In The '80s, Japanese Gamers Could Go Online (On Their NES)
"I'm going online on my NES" sounds like a nonsense phrase, like "I'm playing soccer on my guitar" or "I'm getting the salad at McDonald's." The Nintendo Entertainment System came out in the 1980s, while the wonderful ability to take video game consoles online and allow children in other continents to call you all manner of slurs only took off in the 2000s -- but it did exist before then. And yes, you actually could connect your NES to the internet in the '80s ... as long as you lived in Japan and owned one of these babies:
The Family Computer Network System was a peripheral that allowed your Famicom (the Japanese equivalent of the NES) to connect to a phone line and do stuff like trade stocks or ... well, uh, that was about it when it came out in 1988. But Nintendo had some pretty ambitious, straight-up sci-fi sounding plans for this thing: Company president Hiroshi Yamauchi wanted to grow Nintendo from a mere toymaker into "a communications corporation" and saw the Network System as "an appliance of the future ... one day as pervasive as the telephone -- with Nintendo technology at its heart."

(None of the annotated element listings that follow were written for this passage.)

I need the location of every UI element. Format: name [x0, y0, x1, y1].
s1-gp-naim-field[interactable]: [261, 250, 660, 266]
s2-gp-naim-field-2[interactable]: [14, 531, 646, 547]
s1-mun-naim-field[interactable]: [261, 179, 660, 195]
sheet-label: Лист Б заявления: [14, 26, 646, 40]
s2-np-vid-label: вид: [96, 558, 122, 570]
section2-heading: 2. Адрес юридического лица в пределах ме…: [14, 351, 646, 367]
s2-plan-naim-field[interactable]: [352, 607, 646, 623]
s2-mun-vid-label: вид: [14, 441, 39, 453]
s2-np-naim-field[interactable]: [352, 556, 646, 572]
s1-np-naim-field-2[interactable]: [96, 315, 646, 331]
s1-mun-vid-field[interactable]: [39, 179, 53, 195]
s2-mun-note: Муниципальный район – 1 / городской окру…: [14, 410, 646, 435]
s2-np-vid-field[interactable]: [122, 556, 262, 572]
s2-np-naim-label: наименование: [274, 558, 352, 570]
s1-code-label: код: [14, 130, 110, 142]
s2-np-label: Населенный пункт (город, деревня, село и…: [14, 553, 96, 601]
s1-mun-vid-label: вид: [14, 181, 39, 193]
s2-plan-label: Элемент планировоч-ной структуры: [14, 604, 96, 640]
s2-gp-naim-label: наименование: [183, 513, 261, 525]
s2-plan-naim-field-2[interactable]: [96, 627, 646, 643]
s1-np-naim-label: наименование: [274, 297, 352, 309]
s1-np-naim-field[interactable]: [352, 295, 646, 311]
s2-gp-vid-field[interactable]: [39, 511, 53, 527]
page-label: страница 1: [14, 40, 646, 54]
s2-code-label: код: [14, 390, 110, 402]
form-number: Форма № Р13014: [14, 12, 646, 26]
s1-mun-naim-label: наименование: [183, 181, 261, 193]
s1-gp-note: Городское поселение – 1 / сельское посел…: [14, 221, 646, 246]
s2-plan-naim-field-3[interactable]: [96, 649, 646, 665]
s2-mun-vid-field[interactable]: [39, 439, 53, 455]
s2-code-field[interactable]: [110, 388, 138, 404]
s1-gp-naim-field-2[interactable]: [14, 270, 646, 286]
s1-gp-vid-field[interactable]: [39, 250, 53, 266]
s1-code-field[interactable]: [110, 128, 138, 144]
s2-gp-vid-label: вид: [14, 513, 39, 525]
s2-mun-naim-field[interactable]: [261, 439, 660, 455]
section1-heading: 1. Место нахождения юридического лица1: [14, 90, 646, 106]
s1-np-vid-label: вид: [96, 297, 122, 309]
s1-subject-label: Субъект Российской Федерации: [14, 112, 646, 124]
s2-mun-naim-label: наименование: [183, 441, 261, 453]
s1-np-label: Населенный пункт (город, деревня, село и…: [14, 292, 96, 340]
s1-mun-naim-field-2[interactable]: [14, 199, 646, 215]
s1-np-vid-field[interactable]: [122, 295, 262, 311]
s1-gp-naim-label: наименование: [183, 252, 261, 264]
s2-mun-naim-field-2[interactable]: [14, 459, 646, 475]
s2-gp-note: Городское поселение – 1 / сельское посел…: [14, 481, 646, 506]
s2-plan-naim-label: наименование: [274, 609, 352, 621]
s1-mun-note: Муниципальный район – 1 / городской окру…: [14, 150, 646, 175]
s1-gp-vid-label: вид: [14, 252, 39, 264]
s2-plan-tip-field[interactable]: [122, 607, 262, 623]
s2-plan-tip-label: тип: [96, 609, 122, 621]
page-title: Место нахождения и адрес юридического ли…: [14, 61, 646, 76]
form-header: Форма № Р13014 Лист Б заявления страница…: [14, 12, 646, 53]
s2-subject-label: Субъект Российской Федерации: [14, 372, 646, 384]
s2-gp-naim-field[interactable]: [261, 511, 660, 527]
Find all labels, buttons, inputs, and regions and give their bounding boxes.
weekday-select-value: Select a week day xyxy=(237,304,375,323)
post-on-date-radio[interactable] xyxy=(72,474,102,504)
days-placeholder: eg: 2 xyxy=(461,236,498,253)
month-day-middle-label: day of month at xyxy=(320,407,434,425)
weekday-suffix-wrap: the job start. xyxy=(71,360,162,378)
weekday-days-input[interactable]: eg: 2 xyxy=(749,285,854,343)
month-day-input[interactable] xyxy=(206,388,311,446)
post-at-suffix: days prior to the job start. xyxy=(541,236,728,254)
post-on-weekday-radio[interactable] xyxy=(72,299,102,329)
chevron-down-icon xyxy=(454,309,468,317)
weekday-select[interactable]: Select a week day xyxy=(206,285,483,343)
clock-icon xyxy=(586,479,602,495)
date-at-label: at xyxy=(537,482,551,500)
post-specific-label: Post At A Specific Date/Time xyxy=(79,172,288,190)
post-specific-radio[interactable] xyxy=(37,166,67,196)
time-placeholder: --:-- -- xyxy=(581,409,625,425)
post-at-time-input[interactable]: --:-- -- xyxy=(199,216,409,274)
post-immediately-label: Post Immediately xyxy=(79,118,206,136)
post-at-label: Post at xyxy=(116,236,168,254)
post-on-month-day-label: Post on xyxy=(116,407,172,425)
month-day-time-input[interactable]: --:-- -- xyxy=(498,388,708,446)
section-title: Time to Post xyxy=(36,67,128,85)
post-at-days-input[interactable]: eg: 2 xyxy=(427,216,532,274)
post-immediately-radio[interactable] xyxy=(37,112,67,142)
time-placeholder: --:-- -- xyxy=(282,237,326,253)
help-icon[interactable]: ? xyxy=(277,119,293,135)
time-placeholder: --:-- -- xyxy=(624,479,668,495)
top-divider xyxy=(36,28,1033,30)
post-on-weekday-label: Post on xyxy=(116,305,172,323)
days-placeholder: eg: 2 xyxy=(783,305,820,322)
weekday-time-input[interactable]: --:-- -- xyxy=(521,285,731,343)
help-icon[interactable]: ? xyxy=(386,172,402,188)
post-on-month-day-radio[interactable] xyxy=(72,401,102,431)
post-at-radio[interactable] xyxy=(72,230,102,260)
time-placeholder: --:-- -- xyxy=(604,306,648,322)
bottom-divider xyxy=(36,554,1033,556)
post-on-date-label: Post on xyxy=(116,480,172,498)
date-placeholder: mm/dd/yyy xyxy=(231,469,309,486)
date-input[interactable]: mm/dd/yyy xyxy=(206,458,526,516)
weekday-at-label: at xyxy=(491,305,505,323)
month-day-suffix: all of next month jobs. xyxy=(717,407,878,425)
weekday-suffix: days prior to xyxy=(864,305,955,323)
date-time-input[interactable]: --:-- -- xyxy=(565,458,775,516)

One in three homes in Japan already had a Famicom, and Yamauchi wanted to take advantage of that to "link Nintendo households" and create a "large-scale network which to this point has been inconceivable." Video games were still a bunch of pixels going BEEP BOP BEEP BOP, and this MFer already wanted to hook everyone up to the Matrix via their love of Mario.
Yamauchi approved a multi-million dollar advertising campaign to sell Japan on this wacky concept. An ad for Famicom's stock trading program invited viewers to "Walk away from the present and solve the mysteries of the future!" like they were being drafted to be a Doctor Who sidekick. But the most mind-blowing part of this ad is the revelation that the Mona Lisa was looking at stocks on her Nintendo console all along (she's smiling because Suzuki is up).
Yamauchi wanted Nintendo to guide humanity into the next step in its evolution by providing "New forms of recreation, and a new means of accessing information." He envisioned a future in which people turned to their Nintendo consoles for "a vital supply of information ... in the fields of entertainment, finance securities and health management, to mention but a few." The Famicom would handle everything from banking to shopping to booking flights ... and, oh yeah, gaming too, we guess.
Nintendo created some prototypes for simple games that could be played online, and even set up software called the Super Mario Club which could be used to look up and submit reviews for Nintendo titles. All of this data (including search history) was tracked by Nintendo, though there's no word on whether they ever used it to sell people hyper-specific t-shirts like "Don't Mess With A Lactose Intolerant Mommy Born In June Who Has A Score Of 1059101 At Balloon Fight."
Sadly, neither the technology nor people's brains were ready for Yamauchi's ideas yet. The network had serious stability issues at launch, but more importantly, most people just weren't getting into this fancy information age stuff -- at least not through their Nintendos. One of the network's applications did catch on, though: the horse race betting one. Up to 100,000 people were betting on horse races through their Famicoms, which is impressive compared to the 14,000 or so that used it for banking. In fact, this mode was so popular that it was ported to the Super Nintendo and the Dreamcast, and, technically, it could still be used until the landline betting system was discontinued in 2015. Now people have to walk up to the horses and express their support directly instead of calling them on the phone.
At least Yamauchi lived to see others realize his dream, and if he saw the Nintendo Switch's online capabilities today, he'd probably smile. Unless he tried to get into a fight on Smash Bros. and it started lagging out. Then he'd throw the Switch through a window.